Sungguh saya menangis mendengar doa di akhir khutbah karena saya teringat orang-orang tercinta yang berada jauh, belasan ribu kilometer jaraknya dari tempat saya duduk sambil mengangkat tangan. Bukan sedang menangis haru atas doa tentang kemajuan bangsa Indonesia yang sedang dipanjatkan Bapak ustadz di depan sana. Sungguh saya berlinangan air mata karena hati saya pedih tak bisa mendekap mereka dengan hangat, tak bisa merasakan renyahnya canda tawa, tak bisa menenangkan gundah si kecil yang terus bertanya pada ayahnya “dimana ibu?”

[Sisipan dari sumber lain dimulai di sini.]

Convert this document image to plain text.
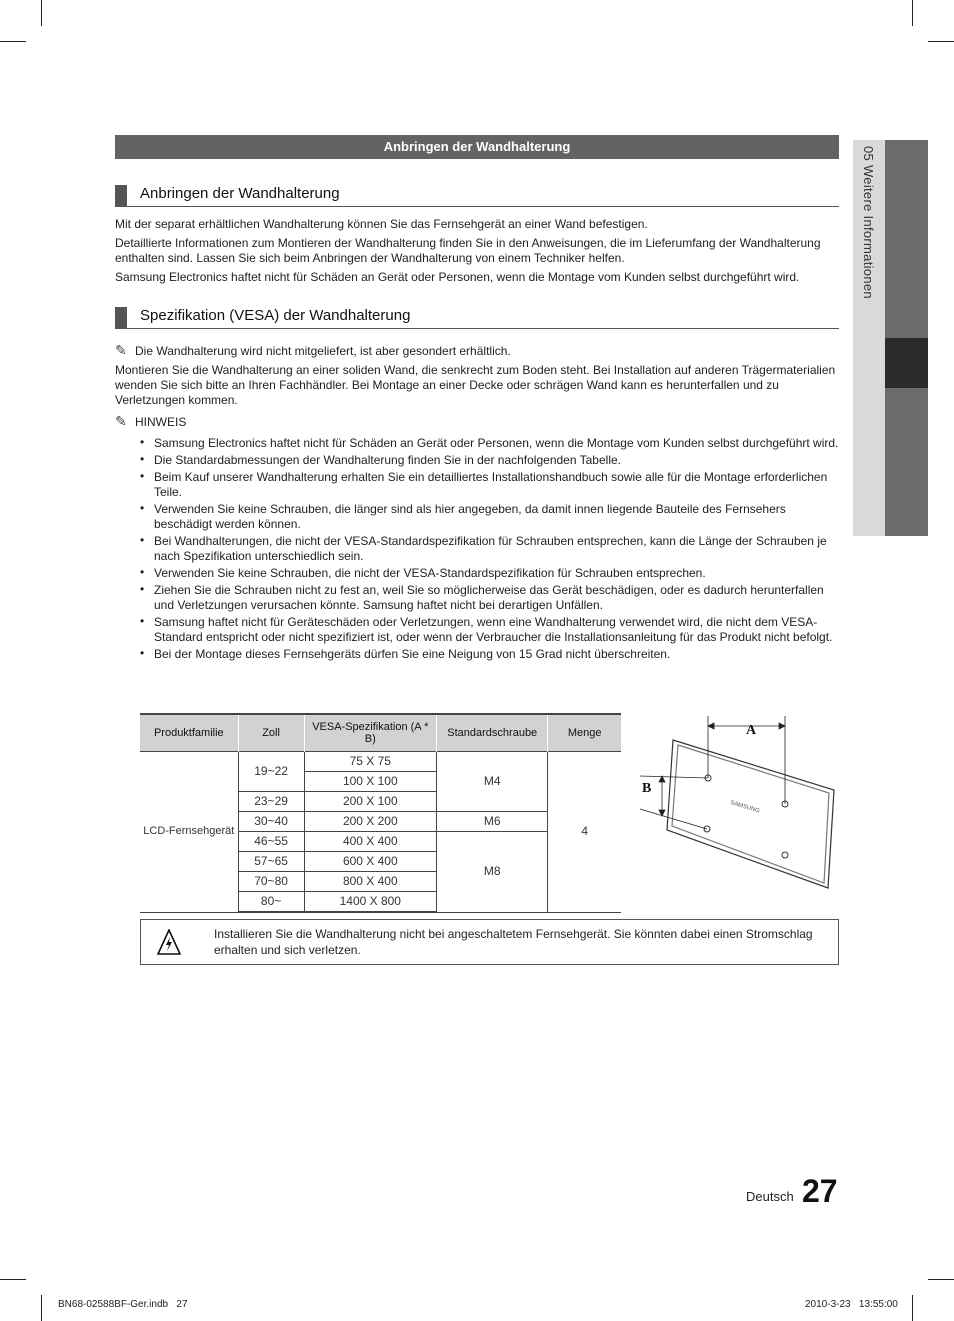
Anbringen der Wandhalterung
Anbringen der Wandhalterung

Mit der separat erhältlichen Wandhalterung können Sie das Fernsehgerät an einer Wand befestigen.

Detaillierte Informationen zum Montieren der Wandhalterung finden Sie in den Anweisungen, die im Lieferumfang der Wandhalterung enthalten sind. Lassen Sie sich beim Anbringen der Wandhalterung von einem Techniker helfen.

Samsung Electronics haftet nicht für Schäden an Gerät oder Personen, wenn die Montage vom Kunden selbst durchgeführt wird.

Spezifikation (VESA) der Wandhalterung

✎ Die Wandhalterung wird nicht mitgeliefert, ist aber gesondert erhältlich.

Montieren Sie die Wandhalterung an einer soliden Wand, die senkrecht zum Boden steht. Bei Installation auf anderen Trägermaterialien wenden Sie sich bitte an Ihren Fachhändler. Bei Montage an einer Decke oder schrägen Wand kann es herunterfallen und zu Verletzungen kommen.

✎ HINWEIS

• Samsung Electronics haftet nicht für Schäden an Gerät oder Personen, wenn die Montage vom Kunden selbst durchgeführt wird.
• Die Standardabmessungen der Wandhalterung finden Sie in der nachfolgenden Tabelle.
• Beim Kauf unserer Wandhalterung erhalten Sie ein detailliertes Installationshandbuch sowie alle für die Montage erforderlichen Teile.
• Verwenden Sie keine Schrauben, die länger sind als hier angegeben, da damit innen liegende Bauteile des Fernsehers beschädigt werden können.
• Bei Wandhalterungen, die nicht der VESA-Standardspezifikation für Schrauben entsprechen, kann die Länge der Schrauben je nach Spezifikation unterschiedlich sein.
• Verwenden Sie keine Schrauben, die nicht der VESA-Standardspezifikation für Schrauben entsprechen.
• Ziehen Sie die Schrauben nicht zu fest an, weil Sie so möglicherweise das Gerät beschädigen, oder es dadurch herunterfallen und Verletzungen verursachen könnte. Samsung haftet nicht bei derartigen Unfällen.
• Samsung haftet nicht für Geräteschäden oder Verletzungen, wenn eine Wandhalterung verwendet wird, die nicht dem VESA-Standard entspricht oder nicht spezifiziert ist, oder wenn der Verbraucher die Installationsanleitung für das Produkt nicht befolgt.
• Bei der Montage dieses Fernsehgeräts dürfen Sie eine Neigung von 15 Grad nicht überschreiten.
Produktfamilie	Zoll	VESA-Spezifikation (A * B)	Standardschraube	Menge
LCD-Fernsehgerät	19~22	75 X 75	M4	4
		100 X 100		
	23~29	200 X 100		
	30~40	200 X 200	M6	
	46~55	400 X 400	M8	
	57~65	600 X 400		
	70~80	800 X 400		
	80~	1400 X 800		
A
B
SAMSUNG
Installieren Sie die Wandhalterung nicht bei angeschaltetem Fernsehgerät. Sie könnten dabei einen Stromschlag erhalten und sich verletzen.
05 Weitere Informationen
Deutsch 27
BN68-02588BF-Ger.indb   27	2010-3-23   13:55:00
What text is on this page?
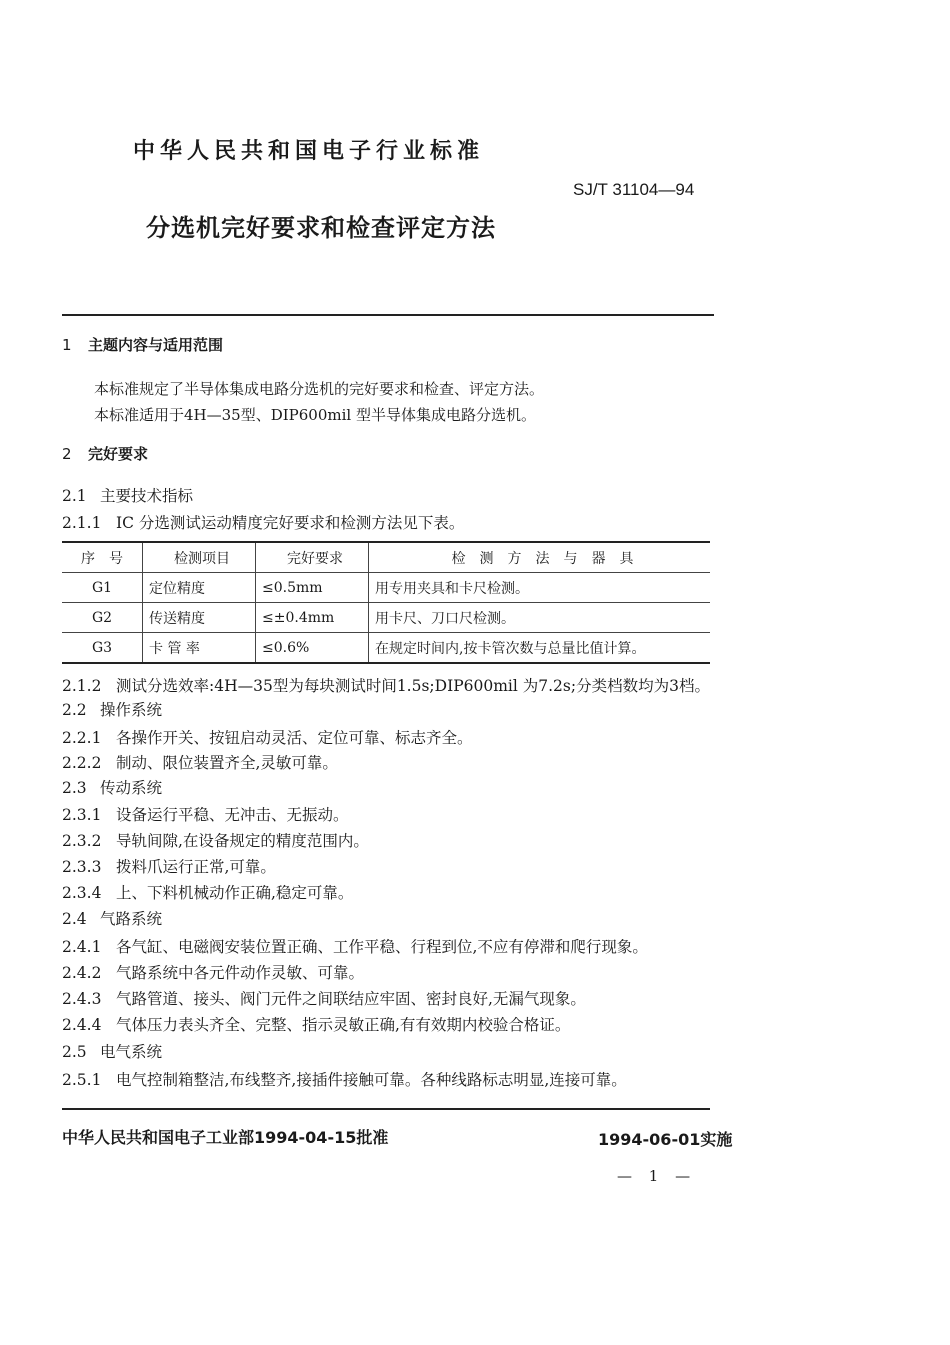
中华人民共和国电子行业标准
SJ/T 31104—94
分选机完好要求和检查评定方法
1 主题内容与适用范围
本标准规定了半导体集成电路分选机的完好要求和检查、评定方法。
本标准适用于4H—35型、DIP600mil 型半导体集成电路分选机。
2 完好要求
2.1 主要技术指标
2.1.1 IC 分选测试运动精度完好要求和检测方法见下表。
序　号	检测项目	完好要求	检　测　方　法　与　器　具
G1	定位精度	≤0.5mm	用专用夹具和卡尺检测。
G2	传送精度	≤±0.4mm	用卡尺、刀口尺检测。
G3	卡 管 率	≤0.6%	在规定时间内,按卡管次数与总量比值计算。
2.1.2 测试分选效率:4H—35型为每块测试时间1.5s;DIP600mil 为7.2s;分类档数均为3档。
2.2 操作系统
2.2.1 各操作开关、按钮启动灵活、定位可靠、标志齐全。
2.2.2 制动、限位装置齐全,灵敏可靠。
2.3 传动系统
2.3.1 设备运行平稳、无冲击、无振动。
2.3.2 导轨间隙,在设备规定的精度范围内。
2.3.3 拨料爪运行正常,可靠。
2.3.4 上、下料机械动作正确,稳定可靠。
2.4 气路系统
2.4.1 各气缸、电磁阀安装位置正确、工作平稳、行程到位,不应有停滞和爬行现象。
2.4.2 气路系统中各元件动作灵敏、可靠。
2.4.3 气路管道、接头、阀门元件之间联结应牢固、密封良好,无漏气现象。
2.4.4 气体压力表头齐全、完整、指示灵敏正确,有有效期内校验合格证。
2.5 电气系统
2.5.1 电气控制箱整洁,布线整齐,接插件接触可靠。各种线路标志明显,连接可靠。
中华人民共和国电子工业部1994-04-15批准	1994-06-01实施
— 1 —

Angin dingin membuat saya gemetaran di sana. Memasuki akhir musim panas dengan suhu 16-17oC bukan perkara mudah bagi indera tubuh saya yang sedang susah payah beradaptasi. Dingin itu membuat saya sadar, saya jauh. Melihat orang-orang yang hilir mudik dengan sepatu boots hangat serta coat tebal membuat saya ingat, saya tidak di Indonesia. Mendengar banyaknya orang bercakap-cakap dengan bunyi “R” yang samar, membuyarkan lamunan saya tentang lebaran yang biasa saya alami bersama keluarga. Mereka bicara bahasa Belanda, Perancis, Inggris, apapun itu.  Saya pun yakin, saya benar-benar jauh. 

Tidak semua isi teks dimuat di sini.